Potts descubre que detrás de gran parte de esta externalización de la libido hay una excusa para dejar pasar varios comportamientos que, si fuese la razón la que llevase la batuta, tendríamos que afrontar. En concreto, parece que la idea de que “manda el miembro” excusa comportamientos de riesgo como prescindir del uso del condón. Pensar con un pene separado del yo evita la responsabilidad. Luego ya vendrán las disculpas y el arrepentimiento cuando el cerebro vuelva a ocupar el sitio del conductor.

Con mi hermano tenemos un juego de referirnos a nuestra personalidad de borrachos con nuestro segundo nombre. “Anoche salió Sebastián”, digo, “y se pasó tres pueblos”. Como con el pene, se trata de máscaras que desvían la responsabilidad. La libido, para el hombre, funciona como el alcohol: exculpa y permite actuar sin miedo a consecuencia alguna.

Pene: el arma para esconder la vulnerabilidad

Pero, además, me gustaría probar otra clave de lectura a partir de las palabras del escritor Phillip Lopate que escribe, en su Retrato de mi cuerpo, refiriéndose a su pene: “Esta parte de mi persona (…) tiene una personalidad de gato. Yo le he suplicado que se comporte mejor, que sea menos retozón, o más, dependiendo del momento (…) El poder de la declaración de un pene fláccido es tan severo, tan cruelmente directo, que ejerce una fascinación desproporcionada, mucho mayor que su incidencia real”.

Estas palabras de Lopate, mucho menos alegres que las de Robin Williams, permiten entender otro sentido del distanciamiento del pene: cuando el pene falla, no soy yo el que falla, por lo que no cae sobre mí la culpa. Todos lo sabemos: la impotencia te cuestiona como persona. Su impacto es mucho mayor que la incidencia real. Y es que los hombres no llevamos muy bien eso de que las cosas vayan contra nuestra voluntad. Ante esa vulnerabilidad será lógico pensar que, exteriorizando la carga, mi identidad queda indemne.

Susan Bordo se ríe en su libro The Male Body de cómo en un estudio realizado a jóvenes estadounidenses sobre los nombres que daban a sus penes las etiquetas escogidas hacían referencia a héroes míticos (“Júpiter”, “Genghis Khan”, “El llanero Solitario”), herramientas (“martillo”, “llave”, “palanca”) o armas (“torpedo”, “pistola”, “AK-47”). Pero esto no solo es divertido: señala una huida del pánico a la debilidad. Si no es así, ¿por qué no hay nombres que reflejen cosas blanditas o cariñosas? Exclusivamente rendimiento, acción y potencia.

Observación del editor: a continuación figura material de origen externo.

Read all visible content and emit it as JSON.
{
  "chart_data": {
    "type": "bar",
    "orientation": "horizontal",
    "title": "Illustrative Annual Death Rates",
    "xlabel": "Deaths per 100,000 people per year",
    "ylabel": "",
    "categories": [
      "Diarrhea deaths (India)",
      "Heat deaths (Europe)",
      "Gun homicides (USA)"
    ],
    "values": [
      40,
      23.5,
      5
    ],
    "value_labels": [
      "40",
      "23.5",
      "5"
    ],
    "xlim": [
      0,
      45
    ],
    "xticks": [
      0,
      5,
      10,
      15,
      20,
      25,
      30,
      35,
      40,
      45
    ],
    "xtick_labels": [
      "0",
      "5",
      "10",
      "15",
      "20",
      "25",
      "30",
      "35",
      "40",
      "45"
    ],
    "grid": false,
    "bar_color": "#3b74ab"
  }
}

Y aun con todo, la voluntad del miembro sigue siendo caprichosa y, como el gato, no responde siempre a mi llamada. El gran miedo del hombre: la impotencia, que el arma dé un gatillazo. Los nombres agresivos no pueden esconder la vulnerabilidad última de la erección.

Para la teórica lesbiana Pat Califa, esta retórica que envuelve al falo esconde una “envidia de dildo”: nos encantaría tener la disponibilidad de un juguete sexual. Que solamente haya que desenfundar para garantizar eficiencia. Pero no, no es así. Debemos tapar la vulnerabilidad máxima de la erección con nombres de armas termonucleares.

Todo esto refleja, en última instancia, una vida sexual muy limitada. Tenemos todas en la cabeza imágenes de anuncios de mujeres que muestran caras de placer casi sexual cuando les acarician el cuello, la espalda, las piernas… Sería ridículo pensar en anuncios de ese tipo con cuerpos masculinos. En nuestras sociedades, el placer del hombre reside únicamente en el falo. Y esta centralidad, sumada a una masculinidad que se prohíbe ser vulnerable, pone el estrés de “rendir a toda costa” en el centro de nuestra vida sexual.

Es difícil aceptar la vulnerabilidad, encontrar otros placeres y afrontar que somos falibles porque somos de carne y huesos. Convencernos de que podemos pensar con el pene o que la razón del cuerpo es totalmente distinta a la razón de la cabeza solo ahonda el problema. Somos un cuerpo completo, una cinta de Moebius donde mente y cuerpo nunca están separados. Para lo bueno, y para lo malo.

Creo, como mi compañera Analía, que ir armados al encuentro de los cuerpos es de mala educación. En la cama, las corazas pesan. Tengan nombre propio o no.